M. Michel Souplet, rapporteur. La rédaction adoptée en nouvelle lecture par l'Assemblée nationale constitue une amélioration par rapport au dispositif, difficilement applicable, qu'elle a retenu en première lecture.
En effet, M. François Patriat, rapporteur du projet de loi au Palais-Bourbon, a souhaité, d'une part, exclure du champ d'application de ce dispositif les organisations interprofessionnelles intervenant dans le secteur des appellations d'origine contrôlée, et, d'autre part, préciser que les organisations syndicales considérées comme représentatives ne sont pas systématiquement représentées mais ont vocation à l'être.
Par ailleurs, M. le ministre a confirmé en séance publique que les dispositions du décret de 1990 seraient maintenues et que le critère de 15 % ne serait pas abaissé.

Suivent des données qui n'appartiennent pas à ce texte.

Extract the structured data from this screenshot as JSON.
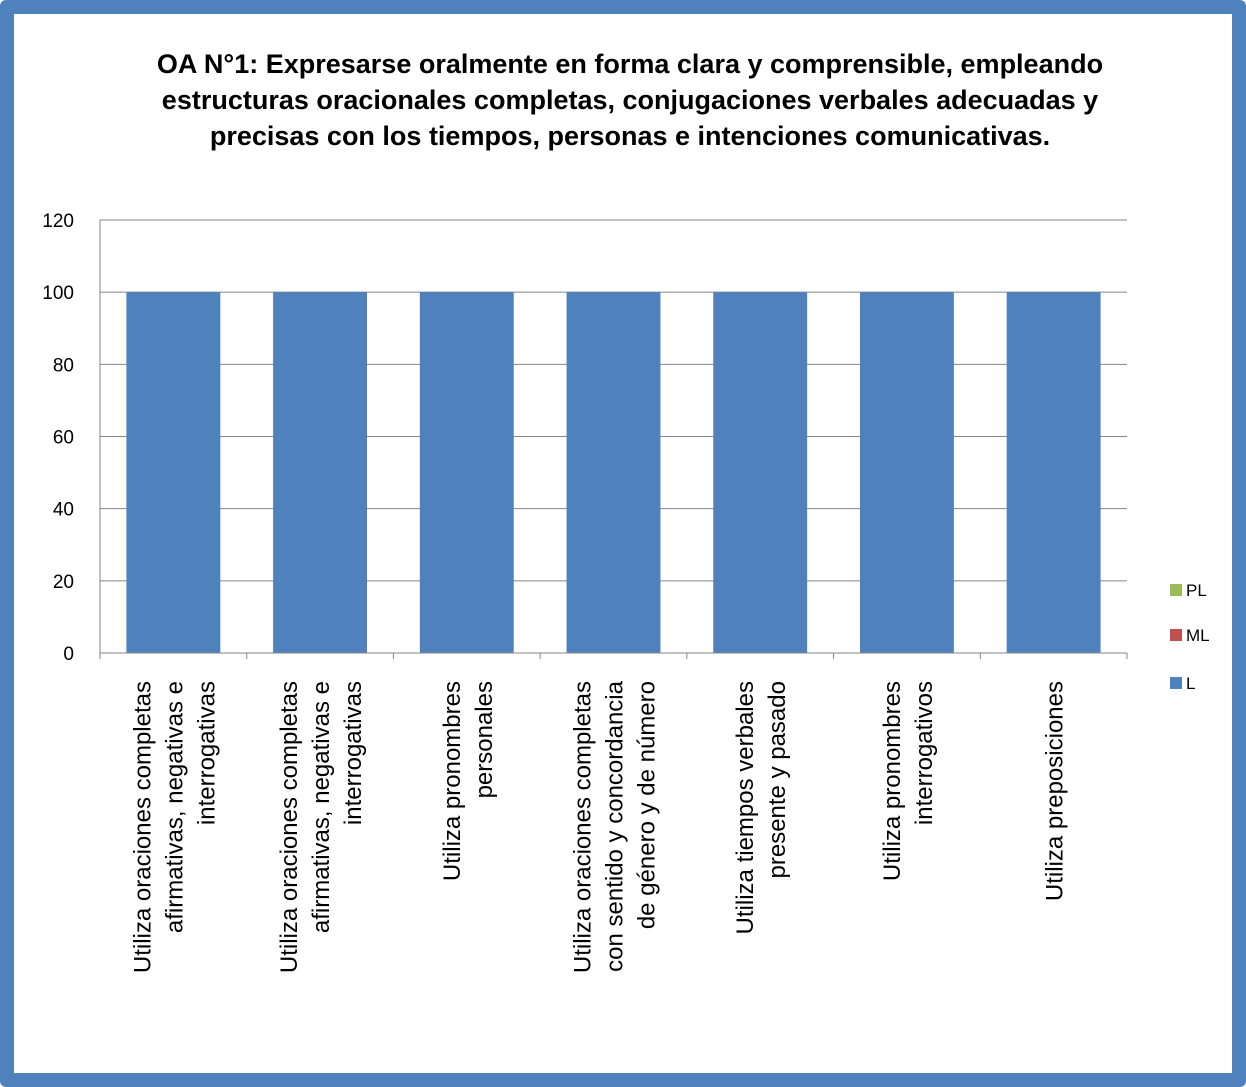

Je rappelle que, si le respect du pluralisme est l'un des corollaires fondamentaux de la démocratie, le respect du fait majoritaire n'en demeure pas moins essentiel. Je me félicite de l'avancée réelle que constitue le nouveau texte de l'Assemblée nationale.
Ayant adopté un texte dogmatique en première lecture, l'Assemblée nationale a pris en compte les observations du Sénat, mais seulement au stade de la nouvelle lecture. L'utilisation de la procédure d'urgence souhaitée par le Gouvernement a ainsi cristallisé les désaccords.
Ce fait démontre a posteriori l'utilité des deux lectures avant que ne s'engage le processus de la commission mixte paritaire.
La commission vous propose néanmoins un amendement tendant à rétablir la rédaction du Sénat.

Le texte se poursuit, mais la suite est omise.